Physical I/O Characterization: Pablo Physical I/O Tracing Facility

The Pablo Physical I/O Tracing Facility is a program that can be used to reveal the correlation between application I/O requests, which are handled via the operating system, and physical I/O operations. This is significant because physical I/O patterns are strongly affected by data striping mechanisms, file system policies, and disk hardware attributes. Understanding how the operating system translates application I/O requests into physical disk operations can aid in optimizing file policies and data distributions for higher performance. An awareness of the distributions of trace data quantifying disk I/O performance can enable programmers to choose optimal static scheduling algorithms. For example, if trace data for a given application indicates that 90% of all read operations executed experienced a read duration time of less than 1000 microseconds, it is reasonable to assume that efforts to optimize those I/O operations requiring lower read duration times will benefit overall application performance more than efforts to optimize operations calling for longer read duration times. Trace data also can be used in real-time to dynamically adjust scheduling methods, optimizing application performance on the fly.

In contrast to other Pablo libraries, which are invoked at the user application level, the Pablo Physical I/O Tracing Facility is employed using a patch to the Linux OS kernel.  This patch is exactly the same as the standard Linux kernel except it has been augmented with instrumentation software, attached before and after I/O handling routines, to capture and record internal data. So, rather than using a standard version of Linux, users of the Pablo Physical I/O Tracing Facility employ a patched version of Linux to run their source code and thereby generate trace data profiling disk activity. As the application executes, the performance data captured is recorded in a histogram.  Then performance analysts can use this information to profile and analyze the correlation between application I/O requests and physical I/O operations in an effort to understand where the OS's I/O subsystem efficiency could be improved.

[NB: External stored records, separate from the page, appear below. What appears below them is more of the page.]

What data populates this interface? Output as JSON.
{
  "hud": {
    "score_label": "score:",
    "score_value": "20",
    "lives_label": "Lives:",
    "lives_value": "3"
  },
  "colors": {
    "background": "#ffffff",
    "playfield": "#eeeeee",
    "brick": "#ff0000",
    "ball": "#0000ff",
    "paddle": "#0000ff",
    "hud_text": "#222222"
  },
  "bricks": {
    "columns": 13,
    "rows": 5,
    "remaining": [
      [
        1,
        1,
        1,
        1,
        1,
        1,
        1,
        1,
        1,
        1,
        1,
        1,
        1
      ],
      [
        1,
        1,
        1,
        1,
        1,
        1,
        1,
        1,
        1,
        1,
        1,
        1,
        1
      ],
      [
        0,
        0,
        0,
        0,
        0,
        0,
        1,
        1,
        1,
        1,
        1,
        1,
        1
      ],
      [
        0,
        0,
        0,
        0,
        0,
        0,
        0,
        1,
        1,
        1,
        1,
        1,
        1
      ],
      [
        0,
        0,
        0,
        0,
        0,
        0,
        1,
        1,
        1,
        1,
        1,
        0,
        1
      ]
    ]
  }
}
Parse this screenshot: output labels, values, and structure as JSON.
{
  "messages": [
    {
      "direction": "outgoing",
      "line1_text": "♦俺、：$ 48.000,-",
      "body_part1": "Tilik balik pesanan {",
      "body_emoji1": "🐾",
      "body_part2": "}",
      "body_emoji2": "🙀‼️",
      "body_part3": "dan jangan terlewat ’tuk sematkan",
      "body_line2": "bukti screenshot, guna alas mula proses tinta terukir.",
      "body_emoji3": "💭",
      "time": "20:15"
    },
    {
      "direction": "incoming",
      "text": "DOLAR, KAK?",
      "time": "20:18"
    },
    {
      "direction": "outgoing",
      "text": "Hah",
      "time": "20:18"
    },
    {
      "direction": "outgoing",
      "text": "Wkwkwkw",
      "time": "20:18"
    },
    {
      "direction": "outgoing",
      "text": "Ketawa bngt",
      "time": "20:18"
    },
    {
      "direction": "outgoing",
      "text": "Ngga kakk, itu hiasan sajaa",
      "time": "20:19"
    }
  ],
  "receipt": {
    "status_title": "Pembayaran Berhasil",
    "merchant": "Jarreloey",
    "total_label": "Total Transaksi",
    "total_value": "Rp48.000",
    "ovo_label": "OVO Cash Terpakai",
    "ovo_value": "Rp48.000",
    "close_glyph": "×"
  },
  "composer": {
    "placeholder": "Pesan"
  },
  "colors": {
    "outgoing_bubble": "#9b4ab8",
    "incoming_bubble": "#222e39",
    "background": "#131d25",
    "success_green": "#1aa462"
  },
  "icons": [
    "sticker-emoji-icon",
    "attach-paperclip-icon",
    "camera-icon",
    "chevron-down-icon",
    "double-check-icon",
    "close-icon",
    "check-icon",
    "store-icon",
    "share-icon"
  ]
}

An understanding of the patterns through which I/O requests are filled clarifies the optimization strategies best suited to improving the performance of such applications. Tracing the physical behavior of disk drives, as they are being used to support distributed and parallel applications, yields data that can be analyzed to reveal correlations between application I/O requests and the physical activity undertaken by disk drives during I/O operations.